Top Quote What are ethics and how do they impact organ donation and transplantation? How young is too young to be a living donor? What's wrong with "transplant tourism"? Michael Campbell will answer these questions and more. End Quote
  • (1888PressRelease) March 04, 2014 - In Canada, there is a greater need for organs and tissue than what is currently available for transplantation, according to the Trillium Gift of Life Network Website. Possible reasons for this will be discussed on March 16 in Classroom B of the Juravinski Innovation Tower at St. Joseph's Healthcare Hamilton, 50 Charlton Ave. East.

    Hosted by the Hamilton Chapter of the Polycystic Kidney Disease (PKD) Foundation of Canada, Ethics Researcher Michael Campbell will give a presentation starting at 2pm. He will answer questions about the ethical considerations involved in organ donation and transplantation.

    - Should Ontario adopt a Presumed Consent (Opt-out) model to increase kidney donation?
    - Should we support public solicitation for kidneys (e.g. matching websites and advertisements)?
    - How should kidneys from deceased donors and anonymous living donors be allocated? How can we balance fairness to everyone on the wait list while maximizing benefits to individual recipients?
    - Should Ontarians be allowed to buy and sell kidneys?
    - Is it right to travel to another country to receive a transplant sooner?
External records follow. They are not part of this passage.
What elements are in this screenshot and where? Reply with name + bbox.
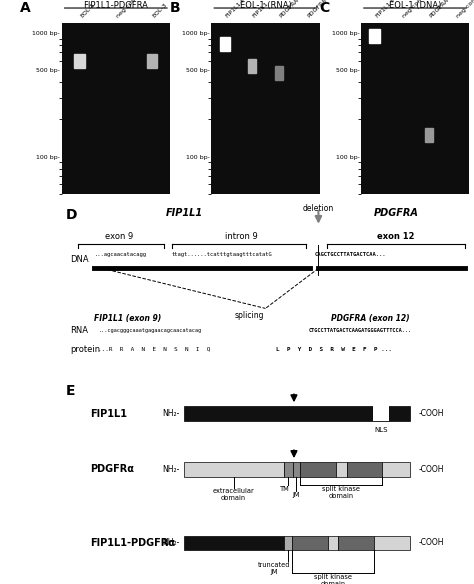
Text: EOL-3: EOL-3 [152,2,169,19]
Text: PDGFRA-FIP1L1: PDGFRA-FIP1L1 [428,0,466,19]
Text: neg control: neg control [116,0,145,19]
Text: -COOH: -COOH [418,538,444,547]
Text: C: C [319,1,330,15]
Text: FIP1L1-PDGFRA: FIP1L1-PDGFRA [83,1,148,10]
Text: DNA: DNA [70,255,88,263]
Bar [336,462,346,477]
Text: ...cgacgggcaaatgagaacagcaacatacag: ...cgacgggcaaatgagaacagcaacatacag [98,328,201,333]
Text: EOL-1 (DNA): EOL-1 (DNA) [389,1,441,10]
Bar [292,536,328,550]
Text: extracellular
domain: extracellular domain [213,488,255,502]
Text: PDGFRA: PDGFRA [374,208,419,218]
Text: FIP1L1-PDGFRA: FIP1L1-PDGFRA [225,0,262,19]
Text: NH₂-: NH₂- [163,538,180,547]
Text: B: B [170,1,181,15]
Bar [275,66,283,80]
Bar [328,536,338,550]
Text: RNA: RNA [70,326,88,335]
Text: PDGFRA (exon 12): PDGFRA (exon 12) [331,314,409,323]
Bar [369,29,380,43]
Text: splicing: splicing [234,311,264,320]
Text: FIP1L1 (exon 9): FIP1L1 (exon 9) [94,314,162,323]
Text: FIP1L1: FIP1L1 [252,1,270,19]
Bar [74,54,85,68]
Text: FIP1L1-PDGFRα: FIP1L1-PDGFRα [90,538,175,548]
Bar [184,462,284,477]
Text: -COOH: -COOH [418,465,444,474]
Bar [425,128,433,142]
Text: NLS: NLS [374,427,388,433]
Text: split kinase
domain: split kinase domain [314,574,352,584]
Text: EOL-1: EOL-1 [80,2,96,19]
Text: NH₂-: NH₂- [163,465,180,474]
Text: exon 9: exon 9 [105,232,133,241]
Text: deletion: deletion [303,204,334,214]
Text: PDGFRA-FIP1L1: PDGFRA-FIP1L1 [279,0,316,19]
Text: ...R  R  A  N  E  N  S  N  I  Q: ...R R A N E N S N I Q [98,347,210,352]
Text: JM: JM [292,492,300,498]
Text: EOL-1 (RNA): EOL-1 (RNA) [239,1,292,10]
Text: PDGFRα: PDGFRα [90,464,134,474]
Text: neg control: neg control [401,0,430,19]
Bar [346,462,383,477]
Bar [184,536,284,550]
Text: split kinase
domain: split kinase domain [322,486,360,499]
Bar [374,406,389,421]
Text: -COOH: -COOH [418,409,444,418]
Text: E: E [66,384,75,398]
Text: truncated
JM: truncated JM [258,562,291,575]
Text: A: A [20,1,31,15]
Text: exon 12: exon 12 [377,232,415,241]
Text: intron 9: intron 9 [225,232,257,241]
Text: TM: TM [280,485,290,492]
Text: D: D [66,208,77,222]
Bar [146,54,157,68]
Text: FIP1L1: FIP1L1 [165,208,202,218]
Text: FIP1L1: FIP1L1 [90,409,127,419]
Bar [293,462,300,477]
Text: ...agcaacatacagg: ...agcaacatacagg [94,252,146,258]
Text: FIP1L1-PDGFRA: FIP1L1-PDGFRA [374,0,412,19]
Bar [374,536,410,550]
Text: protein: protein [70,345,100,354]
Text: PDGFRA: PDGFRA [306,0,328,19]
Text: L  P  Y  D  S  R  W  E  F  P ...: L P Y D S R W E F P ... [275,347,392,352]
Text: ttagt......tcatttgtaagtttcatatG: ttagt......tcatttgtaagtttcatatG [172,252,273,258]
Bar [284,536,292,550]
Text: neg control: neg control [456,0,474,19]
Bar [184,406,410,421]
Bar [284,462,293,477]
Bar [300,462,336,477]
Text: CTGCCTTATGACTCAAGATGGGAGTTTCCA...: CTGCCTTATGACTCAAGATGGGAGTTTCCA... [308,328,411,333]
Bar [383,462,410,477]
Text: CAGCTGCCTTATGACTCAA...: CAGCTGCCTTATGACTCAA... [314,252,386,258]
Text: NH₂-: NH₂- [163,409,180,418]
Bar [220,37,229,51]
Bar [338,536,374,550]
Bar [248,58,256,72]
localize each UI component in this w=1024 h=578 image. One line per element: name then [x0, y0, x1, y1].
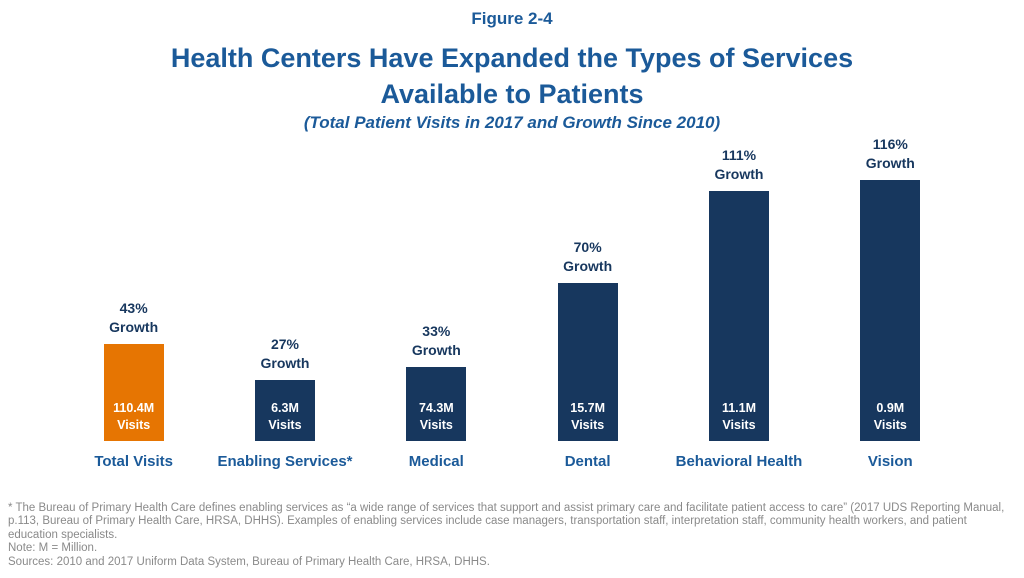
- footnotes: * The Bureau of Primary Health Care defi…: [8, 502, 1018, 570]
- category-label: Medical: [408, 453, 464, 470]
- bar-group-total-visits: 43% Growth 110.4M Visits Total Visits: [58, 299, 209, 483]
- growth-label: 43% Growth: [109, 300, 159, 335]
- category-label: Vision: [867, 453, 913, 470]
- bar-group-behavioral-health: 111% Growth 11.1M Visits Behavioral Heal…: [663, 146, 814, 483]
- bar-group-vision: 116% Growth 0.9M Visits Vision: [815, 135, 966, 483]
- growth-label: 33% Growth: [411, 323, 461, 358]
- chart-title: Health Centers Have Expanded the Types o…: [0, 40, 1024, 112]
- growth-label: 111% Growth: [714, 147, 764, 182]
- growth-label: 27% Growth: [260, 336, 310, 371]
- chart-subtitle: (Total Patient Visits in 2017 and Growth…: [303, 113, 721, 132]
- chart-title-line2: Available to Patients: [380, 79, 644, 109]
- bar-group-medical: 33% Growth 74.3M Visits Medical: [361, 322, 512, 483]
- visits-label: 0.9M Visits: [873, 401, 907, 432]
- category-label: Behavioral Health: [675, 453, 803, 470]
- visits-label: 110.4M Visits: [113, 401, 155, 432]
- footnote-asterisk: * The Bureau of Primary Health Care defi…: [8, 501, 1005, 541]
- bar-chart: 43% Growth 110.4M Visits Total Visits 27…: [0, 133, 1024, 483]
- visits-label: 15.7M Visits: [570, 401, 606, 432]
- bar: 0.9M Visits: [860, 180, 921, 441]
- bar: 110.4M Visits: [103, 344, 164, 441]
- figure-label: Figure 2-4: [471, 9, 553, 28]
- growth-label: 116% Growth: [865, 136, 915, 171]
- bar-group-dental: 70% Growth 15.7M Visits Dental: [512, 238, 663, 483]
- category-label: Enabling Services*: [217, 453, 353, 470]
- category-label: Dental: [564, 453, 611, 470]
- bar: 6.3M Visits: [254, 380, 315, 441]
- footnote-note: Note: M = Million.: [8, 542, 98, 554]
- bar-group-enabling-services: 27% Growth 6.3M Visits Enabling Services…: [209, 335, 360, 483]
- chart-title-line1: Health Centers Have Expanded the Types o…: [170, 43, 854, 73]
- bar: 15.7M Visits: [557, 283, 618, 441]
- visits-label: 6.3M Visits: [268, 401, 302, 432]
- footnote-sources: Sources: 2010 and 2017 Uniform Data Syst…: [8, 555, 490, 568]
- bar: 11.1M Visits: [708, 191, 769, 441]
- growth-label: 70% Growth: [563, 239, 613, 274]
- visits-label: 74.3M Visits: [418, 401, 454, 432]
- category-label: Total Visits: [94, 453, 173, 470]
- visits-label: 11.1M Visits: [721, 401, 756, 432]
- bar: 74.3M Visits: [406, 367, 467, 441]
    "When you or a loved one is waiting for a kidney transplant, understanding the ethical policies and procedures of a particular medical institution can be overwhelming," says Jeff Robertson, Executive Director of the PKD Foundation of Canada (PKDFOC).

    "Through Mr. Campbell's experience as a Sr. Fellow at University Health Network, he will provide those in attendance with a better understanding of why certain policies are in place, why some are not and what can be done to improve the system as a whole."

    Michael Campbell MHSc, BA joined the PKDFOC's Board of Directors in January 2012. He has worked in the University Health Network Bioethics Program as a Senior Fellow in Organ Donation and Transplantation Ethics. He completed a Masters of Health Science degree and a Bioethics Fellowship at the University of Toronto Joint Centre for Bioethics. His research interests included ethical issues in the selection of living organ donors and the allocation of organs from anonymous living donors.

    This presentation is part of a series of two-hour informational support meetings hosted by the Hamilton Chapter of the PKD Foundation of Canada. They are open to the public, free of charge. Registration is not required. The venue is wheelchair accessible. Local street parking (free) and hospital parking (payment required) is available. For details, call toll free 1-877-410-1741.

    The PKDFOC, founded in 1993, is the only national organization solely dedicated to fighting PKD through research, education, advocacy, patient support and public awareness. Our goal is to advance the discovery and delivery of treatments and a cure for PKD.

    PKD is a genetic disorder in which clusters of cysts, noncancerous sacs containing water-like fluid, primarily develop within the kidneys. The disease also can cause cysts to develop in the liver and other organs. High blood pressure and kidney failure are common problems for people with PKD. More information is available on the PKDFOC website.